Clone Your Analysis Repository

Note

This section assumes that you have already followed that steps in the Secure Remote Access section to Generate ssh Keys, and to Copy Your Public ssh Key to GitHub.

  1. On salish or a Waterhole workstation, create a top level directory for MOAD work:

    $ mkdir -p /ocean/$USER/MOAD
    

    The -p option tell mkdir to not show an error message if the directory already exists, and to create any necessary parent directories as needed.

    $USER expands to your user name.

  2. Go back to the browser tab in which you created your analysis repository on GitHub and find the section of the page near the top that says “Quick setup — if you’ve done this kind of thing before”. Below that there are 2 buttons that say HTTPS and SSH. Please ensure that the SSH button is enabled, and copy the repository URI string of text beside it that looks like:

    git@github.com:SalishSeaCast/analysis-casey.git
    

    but with your name instead of casey in the repository URI string.

  3. Use that repository URI string to clone your analysis repository from GitHub:

    $ cd /ocean/$USER/MOAD
    $ git clone git@github.com:SalishSeaCast/analysis-casey.git
    

    replacing git@github.com:SalishSeaCast/analysis-casey.git with the repository URI string that you copied from GitHub.

Populate Your Analysis Repository

Note

This section assumes that you have Installed Pixi.

It also assumes that you have set up your Git Configuration.

Note

You only need to do the steps in this section once in the clone of your analysis repository on salish or a Waterhole machine. After you have done these steps to create the directories and files in your repository, committed them in Git, and pushed them to GitHub, you can pull the changes from GitHub into clones of your repository on the Alliance HPC clusters or your laptop.

  1. Go to your MOAD/ directory, and populate your empty analysis repository clone with the following commands:

    $ cd /ocean/$USER/MOAD
    $ pixi exec cookiecutter -f gh:UBC-MOAD/cookiecutter-analysis-repo
    

    Those command use our analysis repository cookiecutter template repository to create directories and files in the empty analysis repository that you cloned earlier. The -f option lets the cookiecutter tool write directories and files into an already existing directory.

    cookiecutter will ask you for 2 pieces of input:

    researcher_name [Casey Lawrence]:
    Select github_org:
    1 - SalishSeaCast
    2 - UBC-MOAD
    3 - SS-Atlantis
    Choose from 1, 2, 3 [1]:
    

    Type your name in at the researcher_name prompt, and accept the default 1 for github_org so that cookiecutter set things up to use your repository in the the SalishSeaCast GitHub organization.

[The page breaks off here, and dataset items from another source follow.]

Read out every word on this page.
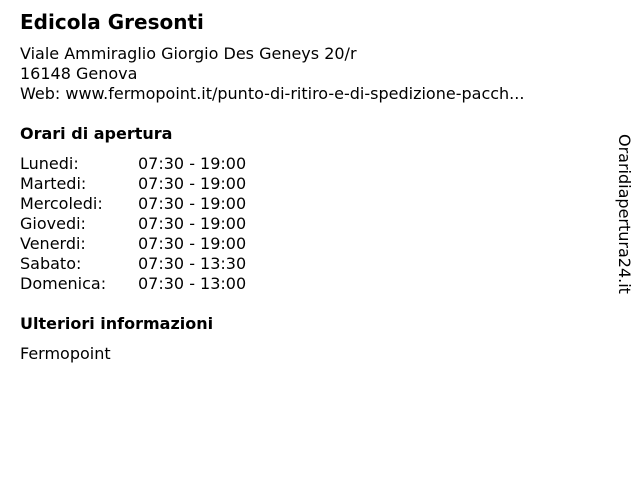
Edicola Gresonti
Viale Ammiraglio Giorgio Des Geneys 20/r
16148 Genova
Web: www.fermopoint.it/punto-di-ritiro-e-di-spedizione-pacch...
Orari di apertura
Lunedi:	07:30 - 19:00
Martedi:	07:30 - 19:00
Mercoledi: 07:30 - 19:00
Giovedi:	07:30 - 19:00
Venerdi:	07:30 - 19:00
Sabato:	07:30 - 13:30
Domenica: 07:30 - 13:00
Ulteriori informazioni
Fermopoint
Oraridiapertura24.it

  2. Go into your new analysis repository, use Pixi to install the Python packages that are needed to work in it, add and commit the files that cookiecutter and Pixi created for you, and push them to GitHub.

    $ cd /ocean/$USER/MOAD/analysis-casey
    $ pixi install
    $ git add .gitattributes .gitignore pixi.toml pixi.lock LICENSE README.rst notebooks/
    $ git commit -m "Initialize repo from MOAD cookiecutter"
    $ git push
    

Use Your Analysis Repository on Other Machines

After you have created your analysis repository and pushed it to GitHub you can clone it on other machines, and set up the environment for working in it with pixi install. Then, when you make changes to your repository on one machine and push those changes to GitHub, you can pull those changes on another machine to update the repository there.